There are pressing political concerns as well. "Watchmen" offers many, many things, but front and center is an informed anarchist critique of politics, culture and the ideal the hero in the post-Vietnam Reagan-Thatcher era. Ironically, given that it was put out by corporate publishing house DC Comics, "Watchmen" is also a scathing anti-corporatist artwork more than likely influenced by Marxist and other revolutionary texts and written by, again, a self-declared anarchist. There are touches of historicism and other philosophical or intellectual stances as well, none of them presented as cuddly or satisfying.

Support for these resonances is yet another point on which the 2009 adaptation failed. Snyder is, by all appearances, a cheerless Randian objectivist, who always puts the wants and desires of his characters above those of the many a la "The Fountainhead" (a work he wishes to adapt). Not only did his anti-altruistic approach turn classic superheroes into petty, selfish children in "Man of Steel" and "Batman v. Superman: Dawn of Justice," it turned the anti-corporate, anti-capitalist, borderline Marxist "Watchmen" into something it was never meant to be — a particularly enthusiastic (if dark and gritty) example of the sort of superhero theatrics Moore and Gibbons intended to undermine.
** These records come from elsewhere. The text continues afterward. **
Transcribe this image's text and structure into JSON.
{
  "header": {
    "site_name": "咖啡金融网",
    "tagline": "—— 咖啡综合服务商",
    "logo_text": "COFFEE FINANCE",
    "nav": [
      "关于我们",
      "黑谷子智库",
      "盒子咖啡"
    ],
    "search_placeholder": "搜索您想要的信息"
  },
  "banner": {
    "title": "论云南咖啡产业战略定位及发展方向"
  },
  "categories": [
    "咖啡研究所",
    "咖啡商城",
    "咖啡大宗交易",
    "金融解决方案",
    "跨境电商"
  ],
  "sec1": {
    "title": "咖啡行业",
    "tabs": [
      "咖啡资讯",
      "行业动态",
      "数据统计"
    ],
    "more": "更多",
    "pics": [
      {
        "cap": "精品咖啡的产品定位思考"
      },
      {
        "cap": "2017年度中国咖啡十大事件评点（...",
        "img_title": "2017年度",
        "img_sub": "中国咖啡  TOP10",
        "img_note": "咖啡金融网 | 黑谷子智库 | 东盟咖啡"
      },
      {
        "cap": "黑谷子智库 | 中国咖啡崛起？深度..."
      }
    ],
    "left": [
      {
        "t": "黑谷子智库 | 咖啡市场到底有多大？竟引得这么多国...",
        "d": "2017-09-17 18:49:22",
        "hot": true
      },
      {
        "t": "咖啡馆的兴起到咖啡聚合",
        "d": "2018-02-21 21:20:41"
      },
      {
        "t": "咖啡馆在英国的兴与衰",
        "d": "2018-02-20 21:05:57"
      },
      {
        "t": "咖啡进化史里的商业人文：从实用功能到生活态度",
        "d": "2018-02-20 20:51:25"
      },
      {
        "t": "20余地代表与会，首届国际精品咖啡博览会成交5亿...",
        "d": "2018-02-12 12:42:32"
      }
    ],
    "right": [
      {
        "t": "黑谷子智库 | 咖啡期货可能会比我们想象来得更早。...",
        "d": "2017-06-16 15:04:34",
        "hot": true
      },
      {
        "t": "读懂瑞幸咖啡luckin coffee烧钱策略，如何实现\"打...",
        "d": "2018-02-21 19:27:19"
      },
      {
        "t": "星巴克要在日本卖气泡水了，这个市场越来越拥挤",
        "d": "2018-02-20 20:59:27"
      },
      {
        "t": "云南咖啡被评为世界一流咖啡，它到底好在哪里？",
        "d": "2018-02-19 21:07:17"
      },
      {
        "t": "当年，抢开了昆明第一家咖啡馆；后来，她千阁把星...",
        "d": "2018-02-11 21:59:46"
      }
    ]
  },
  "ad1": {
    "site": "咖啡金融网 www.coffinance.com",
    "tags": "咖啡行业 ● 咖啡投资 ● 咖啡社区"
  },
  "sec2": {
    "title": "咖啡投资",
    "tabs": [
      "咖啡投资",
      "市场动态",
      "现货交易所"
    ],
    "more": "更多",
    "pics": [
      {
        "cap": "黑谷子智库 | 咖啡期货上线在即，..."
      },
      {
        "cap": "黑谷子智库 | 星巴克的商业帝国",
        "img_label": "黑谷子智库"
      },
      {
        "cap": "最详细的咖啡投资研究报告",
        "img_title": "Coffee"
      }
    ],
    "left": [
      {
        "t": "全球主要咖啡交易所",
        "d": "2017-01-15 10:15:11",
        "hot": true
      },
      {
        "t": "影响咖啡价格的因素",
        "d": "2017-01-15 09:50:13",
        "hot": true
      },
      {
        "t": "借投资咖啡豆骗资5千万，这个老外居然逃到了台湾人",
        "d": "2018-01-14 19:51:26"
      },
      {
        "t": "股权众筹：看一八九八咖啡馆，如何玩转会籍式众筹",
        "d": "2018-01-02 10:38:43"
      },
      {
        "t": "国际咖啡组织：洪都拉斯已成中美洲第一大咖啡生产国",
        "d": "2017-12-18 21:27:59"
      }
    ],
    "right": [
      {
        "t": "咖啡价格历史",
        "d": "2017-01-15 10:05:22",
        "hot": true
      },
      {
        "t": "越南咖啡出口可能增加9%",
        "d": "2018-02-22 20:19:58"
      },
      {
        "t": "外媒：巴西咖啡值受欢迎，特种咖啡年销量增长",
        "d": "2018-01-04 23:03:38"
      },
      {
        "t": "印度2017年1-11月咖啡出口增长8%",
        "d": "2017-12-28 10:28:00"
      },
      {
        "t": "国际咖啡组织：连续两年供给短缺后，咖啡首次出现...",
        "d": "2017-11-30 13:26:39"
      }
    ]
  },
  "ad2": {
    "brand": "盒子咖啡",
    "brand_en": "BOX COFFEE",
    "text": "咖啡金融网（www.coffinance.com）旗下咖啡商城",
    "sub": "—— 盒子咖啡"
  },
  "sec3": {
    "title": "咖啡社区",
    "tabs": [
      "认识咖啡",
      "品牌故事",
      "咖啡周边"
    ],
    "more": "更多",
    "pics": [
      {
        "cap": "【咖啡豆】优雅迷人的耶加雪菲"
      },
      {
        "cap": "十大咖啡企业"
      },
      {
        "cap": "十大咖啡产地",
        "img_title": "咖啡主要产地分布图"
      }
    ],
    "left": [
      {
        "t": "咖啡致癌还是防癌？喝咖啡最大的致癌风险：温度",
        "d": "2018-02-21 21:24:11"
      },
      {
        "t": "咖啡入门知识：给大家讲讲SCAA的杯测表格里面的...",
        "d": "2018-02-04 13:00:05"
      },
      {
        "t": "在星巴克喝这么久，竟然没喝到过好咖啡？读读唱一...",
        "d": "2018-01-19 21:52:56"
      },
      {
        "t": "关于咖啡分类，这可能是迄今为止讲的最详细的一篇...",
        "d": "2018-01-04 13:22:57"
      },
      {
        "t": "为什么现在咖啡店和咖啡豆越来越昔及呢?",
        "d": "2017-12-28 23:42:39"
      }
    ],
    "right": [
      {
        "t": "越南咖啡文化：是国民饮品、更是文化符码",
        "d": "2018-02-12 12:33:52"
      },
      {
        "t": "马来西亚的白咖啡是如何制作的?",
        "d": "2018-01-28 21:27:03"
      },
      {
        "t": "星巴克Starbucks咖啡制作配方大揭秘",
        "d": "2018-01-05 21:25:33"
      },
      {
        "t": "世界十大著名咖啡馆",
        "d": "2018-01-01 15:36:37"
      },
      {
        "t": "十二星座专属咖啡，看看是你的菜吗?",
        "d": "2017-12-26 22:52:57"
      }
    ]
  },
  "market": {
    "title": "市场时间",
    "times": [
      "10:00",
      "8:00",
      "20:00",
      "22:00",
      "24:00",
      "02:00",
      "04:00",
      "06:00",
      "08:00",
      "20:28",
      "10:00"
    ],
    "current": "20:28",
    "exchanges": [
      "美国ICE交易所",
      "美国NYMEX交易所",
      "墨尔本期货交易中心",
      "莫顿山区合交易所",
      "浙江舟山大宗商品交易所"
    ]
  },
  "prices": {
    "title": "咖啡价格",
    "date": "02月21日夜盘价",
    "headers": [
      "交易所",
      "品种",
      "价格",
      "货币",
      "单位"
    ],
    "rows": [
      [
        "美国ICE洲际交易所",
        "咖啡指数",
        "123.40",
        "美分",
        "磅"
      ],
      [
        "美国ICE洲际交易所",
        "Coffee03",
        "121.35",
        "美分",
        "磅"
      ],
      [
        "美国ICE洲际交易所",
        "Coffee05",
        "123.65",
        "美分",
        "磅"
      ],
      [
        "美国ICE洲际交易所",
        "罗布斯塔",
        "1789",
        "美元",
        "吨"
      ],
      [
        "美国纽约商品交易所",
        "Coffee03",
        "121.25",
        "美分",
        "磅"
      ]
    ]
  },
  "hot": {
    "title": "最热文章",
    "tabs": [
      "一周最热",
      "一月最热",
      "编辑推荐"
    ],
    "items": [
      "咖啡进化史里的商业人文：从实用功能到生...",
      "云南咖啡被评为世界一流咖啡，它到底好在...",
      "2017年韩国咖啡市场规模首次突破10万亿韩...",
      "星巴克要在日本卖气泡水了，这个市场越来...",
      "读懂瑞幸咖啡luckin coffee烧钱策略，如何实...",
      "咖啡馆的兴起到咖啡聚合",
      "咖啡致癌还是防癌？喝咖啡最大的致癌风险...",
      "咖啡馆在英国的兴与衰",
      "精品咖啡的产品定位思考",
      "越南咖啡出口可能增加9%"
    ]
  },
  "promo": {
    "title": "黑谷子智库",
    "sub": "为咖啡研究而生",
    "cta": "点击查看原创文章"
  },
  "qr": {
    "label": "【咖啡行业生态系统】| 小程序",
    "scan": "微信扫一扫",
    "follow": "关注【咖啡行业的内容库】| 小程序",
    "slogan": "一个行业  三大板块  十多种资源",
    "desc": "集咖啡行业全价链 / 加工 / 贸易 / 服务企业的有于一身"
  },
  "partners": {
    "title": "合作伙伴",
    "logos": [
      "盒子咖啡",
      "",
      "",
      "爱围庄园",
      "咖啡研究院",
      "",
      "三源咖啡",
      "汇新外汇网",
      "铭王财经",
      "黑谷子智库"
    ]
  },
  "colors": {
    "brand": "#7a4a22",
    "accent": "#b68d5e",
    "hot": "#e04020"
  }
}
HBO and Lindelof are no doubt more nuanced, empathetic and, well, democratic in their visible belief systems. At the end of the day, though, both are very corporate, very capitalistic in their approaches. It seems almost too much to ask that they could support the underlying and, in its finale, somewhat nihilist thrust of this artwork. "The Leftovers" signals Lindelof can hear such threads, but it does not demonstrate he can follow them.

And that reveals a final point. The metatexuality, the complicated politics, the open-ended philosophies and the curious, rare joy and rage flowing through most of Moore's many great works makes them almost above deconstruction. Such thorniness, such stickiness certainly hasn't lent them to translation or adaptation.

Indeed, no live-action retelling of any of his works — from "The League of Extraordinary Gentlemen," to "From Hell," to "V for Vendetta" has been actually, truly good. Actually, they're pretty godawful, not just as Moore adaptations, but as movies full stop. Even 2016's animated "The Killing Joke" was a mess.

Only the 2004 "Justice League" episode that adapted Moore's 1984 "Superman" Annual Vol. 1 #11 story "For the Man Who Has Everything" came close to capturing the magic of its original text, and it was a 22-minute daytime cartoon of a 43-page single issue.

This is all to say, yes, the HBO series holds some promise and could surprise much in the way "Westworld" did. This writer will surely be viewing it with the hopes that it not only represents the same value of "Watchmen" and carries a bit of its complicated magic, but upends the live-action superhero genre in the same way that Moore and Gibbons' printed work did 30 years ago. After all, it's a genre in need of upending.

But perhaps it would be even better to let "Watchmen" lie, to appreciate it not as an "intellectual property" of Warner Bros., but as the querulous, engaging complete object it is. Not everything needs to be on screen, and some things are better off it.